Fluggastrechte: Wann Ihnen Schadenersatz zusteht
Nicht immer können sich Fluggesellschaften jedoch auf außergewöhnliche Umstände berufen, wenn ein Kunde Schadenersatz fordert. Denn in manchen Fällen hätten die Airlines durchaus Handlungsmöglichkeiten gehabt. Einige Beispiele dafür:
- Das Amtsgericht Königs Wusterhausen entschied (AZ 4 C 1942/15): Es ist kein außergewöhnlicher Umstand im Sinne der Fluggastrechte-Verordnung, wenn ein Flugzeug bereits am Vortag von einem Blitz getroffen wurde und daher der Flug am Reisetag ausfällt.
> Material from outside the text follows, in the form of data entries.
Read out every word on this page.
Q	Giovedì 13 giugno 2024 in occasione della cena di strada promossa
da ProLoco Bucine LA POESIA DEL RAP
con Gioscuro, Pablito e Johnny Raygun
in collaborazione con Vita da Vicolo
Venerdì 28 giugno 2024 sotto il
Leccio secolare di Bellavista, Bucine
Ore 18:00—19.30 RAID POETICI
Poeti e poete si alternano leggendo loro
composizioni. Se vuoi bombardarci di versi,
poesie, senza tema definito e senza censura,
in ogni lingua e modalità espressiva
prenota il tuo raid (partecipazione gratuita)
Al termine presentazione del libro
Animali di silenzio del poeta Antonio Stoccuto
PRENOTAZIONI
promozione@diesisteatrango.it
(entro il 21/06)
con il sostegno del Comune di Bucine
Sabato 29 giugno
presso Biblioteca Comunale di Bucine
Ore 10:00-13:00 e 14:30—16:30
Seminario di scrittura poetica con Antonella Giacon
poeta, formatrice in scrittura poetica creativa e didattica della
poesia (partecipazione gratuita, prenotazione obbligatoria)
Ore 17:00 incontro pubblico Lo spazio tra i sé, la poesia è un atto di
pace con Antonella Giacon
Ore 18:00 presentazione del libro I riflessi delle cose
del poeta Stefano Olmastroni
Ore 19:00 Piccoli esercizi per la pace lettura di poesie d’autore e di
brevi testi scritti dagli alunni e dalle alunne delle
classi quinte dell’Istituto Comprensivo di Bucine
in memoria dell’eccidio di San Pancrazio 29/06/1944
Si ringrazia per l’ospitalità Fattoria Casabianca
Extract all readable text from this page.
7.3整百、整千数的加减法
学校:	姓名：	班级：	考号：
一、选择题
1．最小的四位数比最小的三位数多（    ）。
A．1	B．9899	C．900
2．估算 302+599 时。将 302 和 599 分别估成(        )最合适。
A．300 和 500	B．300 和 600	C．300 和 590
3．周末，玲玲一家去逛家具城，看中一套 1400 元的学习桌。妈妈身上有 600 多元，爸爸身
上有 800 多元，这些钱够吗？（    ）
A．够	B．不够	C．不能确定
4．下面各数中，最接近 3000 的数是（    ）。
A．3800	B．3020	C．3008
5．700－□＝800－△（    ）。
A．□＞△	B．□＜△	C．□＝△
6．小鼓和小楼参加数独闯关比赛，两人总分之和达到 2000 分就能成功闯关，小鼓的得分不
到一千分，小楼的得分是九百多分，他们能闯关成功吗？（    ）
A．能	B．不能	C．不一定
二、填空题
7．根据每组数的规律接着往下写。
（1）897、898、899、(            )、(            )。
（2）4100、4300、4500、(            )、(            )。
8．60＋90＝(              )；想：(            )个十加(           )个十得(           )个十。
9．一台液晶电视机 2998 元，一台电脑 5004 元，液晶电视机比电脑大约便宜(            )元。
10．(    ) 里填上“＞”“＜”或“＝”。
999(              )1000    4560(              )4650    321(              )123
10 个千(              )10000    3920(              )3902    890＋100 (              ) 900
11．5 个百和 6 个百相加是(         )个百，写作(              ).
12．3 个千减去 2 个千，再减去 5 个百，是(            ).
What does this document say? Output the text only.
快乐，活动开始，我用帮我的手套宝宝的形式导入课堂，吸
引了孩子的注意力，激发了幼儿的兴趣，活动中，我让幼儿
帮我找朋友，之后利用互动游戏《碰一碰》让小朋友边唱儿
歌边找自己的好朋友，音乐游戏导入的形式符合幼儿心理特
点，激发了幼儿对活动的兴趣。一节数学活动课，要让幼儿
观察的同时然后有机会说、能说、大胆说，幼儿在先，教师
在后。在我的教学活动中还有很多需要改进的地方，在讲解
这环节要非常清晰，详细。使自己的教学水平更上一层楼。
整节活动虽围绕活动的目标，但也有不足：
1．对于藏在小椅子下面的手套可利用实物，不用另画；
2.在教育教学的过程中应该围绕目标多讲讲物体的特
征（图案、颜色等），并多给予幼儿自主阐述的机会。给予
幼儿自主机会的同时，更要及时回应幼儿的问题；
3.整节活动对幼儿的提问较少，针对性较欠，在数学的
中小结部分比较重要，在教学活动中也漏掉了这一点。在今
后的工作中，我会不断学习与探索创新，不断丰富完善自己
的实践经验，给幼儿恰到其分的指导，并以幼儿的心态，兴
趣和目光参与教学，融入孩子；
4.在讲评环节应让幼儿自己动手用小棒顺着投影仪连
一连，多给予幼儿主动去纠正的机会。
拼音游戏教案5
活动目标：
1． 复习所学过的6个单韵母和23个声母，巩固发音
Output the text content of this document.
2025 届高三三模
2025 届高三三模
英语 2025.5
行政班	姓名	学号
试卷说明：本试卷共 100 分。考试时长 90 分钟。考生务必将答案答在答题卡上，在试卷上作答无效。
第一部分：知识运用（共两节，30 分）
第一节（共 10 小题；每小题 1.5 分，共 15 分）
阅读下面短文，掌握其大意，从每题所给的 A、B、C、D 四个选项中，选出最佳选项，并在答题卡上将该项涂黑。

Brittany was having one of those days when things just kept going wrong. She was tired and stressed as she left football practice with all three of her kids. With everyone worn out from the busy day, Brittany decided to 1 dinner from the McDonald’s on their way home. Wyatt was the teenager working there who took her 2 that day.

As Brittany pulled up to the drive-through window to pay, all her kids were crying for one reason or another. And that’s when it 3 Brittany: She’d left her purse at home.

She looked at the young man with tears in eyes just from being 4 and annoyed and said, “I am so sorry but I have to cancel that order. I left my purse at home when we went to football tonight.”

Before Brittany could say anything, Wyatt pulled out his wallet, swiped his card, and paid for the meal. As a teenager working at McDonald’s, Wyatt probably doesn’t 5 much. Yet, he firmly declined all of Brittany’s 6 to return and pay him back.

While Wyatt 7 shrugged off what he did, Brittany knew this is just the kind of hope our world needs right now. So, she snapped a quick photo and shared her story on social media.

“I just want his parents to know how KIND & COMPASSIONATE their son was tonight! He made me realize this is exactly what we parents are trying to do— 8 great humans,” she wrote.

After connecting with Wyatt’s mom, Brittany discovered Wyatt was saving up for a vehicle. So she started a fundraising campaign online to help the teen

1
In diesem Fall habe die Airline ausreichend Zeit gehabt, um für Ersatz zu sorgen, so das Gericht.
- Wenn eine Fluggesellschaft bei winterlichen Verhältnissen nicht ausreichend Enteisungsmittel vorrätig hat, ist das gemäß einer Entscheidung des Oberlandesgerichts Brandenburg kein außergewöhnlicher Umstand (AZ2 U 3/13).
- Ebenso entschied das Amtsgericht Hannover in einem Fall, in dem eine verspätete Abfertigung durch das Bodenpersonal zu einer Flugverspätung führte (AZ 522 C 7701/12).